Saggi di scavo condotti sulla costa presso Sciacca alla foce del torrente Carabollace, nell’ambito di un intervento di tutela a cura della Soprintendenza BB.CC.AA. di Agrigento, hanno permesso di individuare un cospicuo settore di un insediamento tardo antico. Si tratta di almeno due edifici di forma rettangolare, suddivisi in più vani, costruiti con tecnica a sacco, probabilmente utilizzati per lo stoccaggio di merci. La stessa posizione, alla foce di un fiume e sul mare, rivela la verisimile destinazione emporica e commerciale dell’insediamento, sulla costa prospiciente l’Africa settentrionale e, probabilmente, sulla via testimoniata dalle fonti itinerarie, che collegava _Agrigentum_ a _Lylibaeum_. Qui, la _Tabula Peutingeriana_ segnala con una icona monumentale la presenza della _statio_ termale di _Aquae Labodes_, forse alimentata dalle stesse acque del Carabollace.

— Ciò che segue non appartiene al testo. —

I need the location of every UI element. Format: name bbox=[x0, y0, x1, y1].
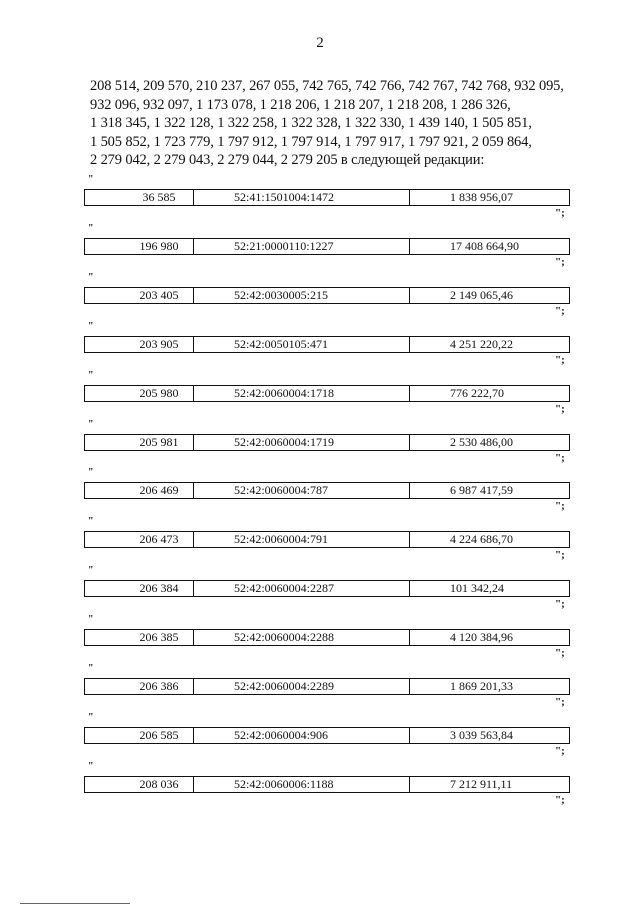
table-row bbox=[84, 287, 570, 304]
table-row bbox=[84, 482, 570, 499]
cadastral-value-cell: 4 251 220,22 bbox=[409, 337, 569, 352]
table-row bbox=[84, 678, 570, 695]
intro-line: 208 514, 209 570, 210 237, 267 055, 742 765, 742 766, 742 767, 742 768, 932 095, bbox=[90, 78, 564, 94]
table-row bbox=[84, 434, 570, 451]
cadastral-value-cell: 17 408 664,90 bbox=[409, 239, 569, 254]
cadastral-value-cell: 3 039 563,84 bbox=[409, 728, 569, 743]
cadastral-number-cell: 52:42:0060006:1188 bbox=[193, 777, 409, 792]
row-entry bbox=[0, 565, 640, 628]
closing-quote-mark: "; bbox=[555, 647, 565, 659]
table-row bbox=[84, 238, 570, 255]
object-number-cell: 206 469 bbox=[139, 483, 179, 497]
cadastral-number-cell: 52:42:0060004:2289 bbox=[193, 679, 409, 694]
closing-quote-mark: "; bbox=[555, 305, 565, 317]
opening-quote-mark: " bbox=[88, 467, 94, 478]
object-number-cell: 206 385 bbox=[139, 630, 179, 644]
row-entry bbox=[0, 223, 640, 286]
object-number-cell: 206 386 bbox=[139, 679, 179, 693]
table-row bbox=[84, 580, 570, 597]
row-entry bbox=[0, 516, 640, 579]
row-entry bbox=[0, 174, 640, 237]
closing-quote-mark: "; bbox=[555, 256, 565, 268]
opening-quote-mark: " bbox=[88, 614, 94, 625]
closing-quote-mark: "; bbox=[555, 598, 565, 610]
object-number-cell: 205 980 bbox=[139, 386, 179, 400]
cadastral-number-cell: 52:42:0060004:2287 bbox=[193, 581, 409, 596]
cadastral-number-cell: 52:42:0060004:2288 bbox=[193, 630, 409, 645]
closing-quote-mark: "; bbox=[555, 500, 565, 512]
closing-quote-mark: "; bbox=[555, 549, 565, 561]
object-number-cell: 206 473 bbox=[139, 532, 179, 546]
intro-line: 932 096, 932 097, 1 173 078, 1 218 206, 1 218 207, 1 218 208, 1 286 326, bbox=[90, 96, 511, 113]
page-number: 2 bbox=[316, 35, 324, 51]
opening-quote-mark: " bbox=[88, 272, 94, 283]
cadastral-value-cell: 1 869 201,33 bbox=[409, 679, 569, 694]
cadastral-value-cell: 101 342,24 bbox=[409, 581, 569, 596]
closing-quote-mark: "; bbox=[555, 452, 565, 464]
table-row bbox=[84, 629, 570, 646]
opening-quote-mark: " bbox=[88, 663, 94, 674]
cadastral-value-cell: 7 212 911,11 bbox=[409, 777, 569, 792]
object-number-cell: 196 980 bbox=[139, 239, 179, 253]
cadastral-number-cell: 52:42:0050105:471 bbox=[193, 337, 409, 352]
row-entry bbox=[0, 321, 640, 384]
row-entry bbox=[0, 419, 640, 482]
intro-paragraph bbox=[90, 77, 570, 170]
row-entry bbox=[0, 761, 640, 824]
cadastral-number-cell: 52:42:0060004:787 bbox=[193, 483, 409, 498]
table-row bbox=[84, 189, 570, 206]
closing-quote-mark: "; bbox=[555, 354, 565, 366]
cadastral-value-cell: 6 987 417,59 bbox=[409, 483, 569, 498]
row-entry bbox=[0, 712, 640, 775]
opening-quote-mark: " bbox=[88, 761, 94, 772]
cadastral-value-cell: 4 224 686,70 bbox=[409, 532, 569, 547]
closing-quote-mark: "; bbox=[555, 403, 565, 415]
table-row bbox=[84, 385, 570, 402]
opening-quote-mark: " bbox=[88, 565, 94, 576]
closing-quote-mark: "; bbox=[555, 207, 565, 219]
cadastral-number-cell: 52:42:0030005:215 bbox=[193, 288, 409, 303]
cadastral-value-cell: 1 838 956,07 bbox=[409, 190, 569, 205]
object-number-cell: 205 981 bbox=[139, 435, 179, 449]
cadastral-number-cell: 52:42:0060004:1719 bbox=[193, 435, 409, 450]
row-entry bbox=[0, 663, 640, 726]
table-row bbox=[84, 776, 570, 793]
opening-quote-mark: " bbox=[88, 321, 94, 332]
intro-line: 1 318 345, 1 322 128, 1 322 258, 1 322 328, 1 322 330, 1 439 140, 1 505 851, bbox=[90, 115, 532, 131]
intro-line: 2 279 042, 2 279 043, 2 279 044, 2 279 205 в следующей редакции: bbox=[90, 152, 485, 168]
cadastral-value-cell: 776 222,70 bbox=[409, 386, 569, 401]
closing-quote-mark: "; bbox=[555, 794, 565, 806]
opening-quote-mark: " bbox=[88, 712, 94, 723]
footer-rule bbox=[20, 903, 130, 904]
opening-quote-mark: " bbox=[88, 223, 94, 234]
object-number-cell: 203 905 bbox=[139, 337, 179, 351]
row-entry bbox=[0, 614, 640, 677]
object-number-cell: 36 585 bbox=[142, 190, 176, 204]
table-row bbox=[84, 727, 570, 744]
object-number-cell: 206 585 bbox=[139, 728, 179, 742]
cadastral-number-cell: 52:21:0000110:1227 bbox=[193, 239, 409, 254]
row-entry bbox=[0, 467, 640, 530]
cadastral-value-cell: 4 120 384,96 bbox=[409, 630, 569, 645]
intro-line: 1 505 852, 1 723 779, 1 797 912, 1 797 914, 1 797 917, 1 797 921, 2 059 864, bbox=[90, 133, 532, 150]
table-row bbox=[84, 336, 570, 353]
closing-quote-mark: "; bbox=[555, 745, 565, 757]
opening-quote-mark: " bbox=[88, 174, 94, 185]
table-row bbox=[84, 531, 570, 548]
cadastral-number-cell: 52:42:0060004:791 bbox=[193, 532, 409, 547]
cadastral-number-cell: 52:42:0060004:906 bbox=[193, 728, 409, 743]
object-number-cell: 208 036 bbox=[139, 777, 179, 791]
row-entry bbox=[0, 272, 640, 335]
cadastral-number-cell: 52:41:1501004:1472 bbox=[193, 190, 409, 205]
opening-quote-mark: " bbox=[88, 419, 94, 430]
opening-quote-mark: " bbox=[88, 370, 94, 381]
object-number-cell: 206 384 bbox=[139, 581, 179, 595]
cadastral-value-cell: 2 149 065,46 bbox=[409, 288, 569, 303]
cadastral-value-cell: 2 530 486,00 bbox=[409, 435, 569, 450]
object-number-cell: 203 405 bbox=[139, 288, 179, 302]
cadastral-number-cell: 52:42:0060004:1718 bbox=[193, 386, 409, 401]
row-entry bbox=[0, 370, 640, 433]
opening-quote-mark: " bbox=[88, 516, 94, 527]
closing-quote-mark: "; bbox=[555, 696, 565, 708]
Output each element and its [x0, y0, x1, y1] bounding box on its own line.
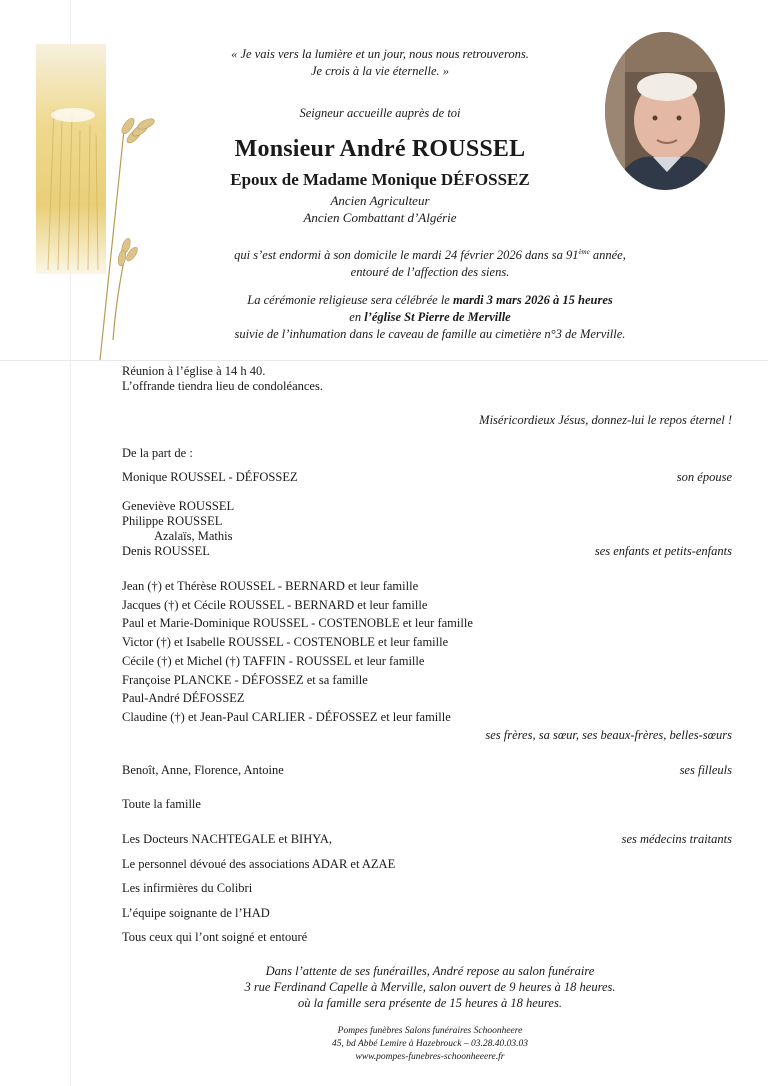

I rinvenimenti ceramici consentono di datare le strutture messe in luce tra la seconda metà del IV ed il VI secolo d.C. Sono attestate in maggiore percentuale le produzioni africane di vasellame da mensa e da fuoco e, in modo particolare, di anfore, dato che conferma il carattere prevalentemente emporico del sito, probabilmente parte di un sistema di ancoraggi minori capolinea della deportatio ad aquam dall’entroterra e collegati, attraverso la navigazione di cabotaggio, ad un caricatore più importante, dove giungevano le merci importate. Anche l’etimo dell’idronimo, carabus-barchetta fluviale, sembrerebbe alludere ad una navigabilità del corso d’acqua in antico, mentre ricognizioni di superficie hanno permesso di individuare sulla costa tra Sciacca e Menfi, tracce di insediamenti coevi alla foce dei fiumi, ed un altro villaggio, a pochi chilometri di distanza da quello di Carabollace e dalle caratteristiche affini, è stato recentemente messo in luce presso il Verdura. Tra i reperti ceramici sono state individuate, principalmente, forme prodotte dagli _ateliers_ dell’area neapolitana e, in generale, del Golfo di Hammamet: una rotta, nota ancora ai tempi di Edrisi, collegava Nabeul alla costa occidentale della Sicilia, con tappa intermedia a Pantelleria, da cui proviene l’omonima ceramica da fuoco, attestata in buona percentuale anche nel nostro sito.
La scoperta consente, pertanto, di ricostruire i flussi commerciali che interessarono la costa occidentale della Sicilia, nel contesto di quegli eventi storici- l’occupazione vandala dell’Africa, la dominazione gota e la conquista bizantina- che coinvolsero l’Isola durante il periodo tardo antico.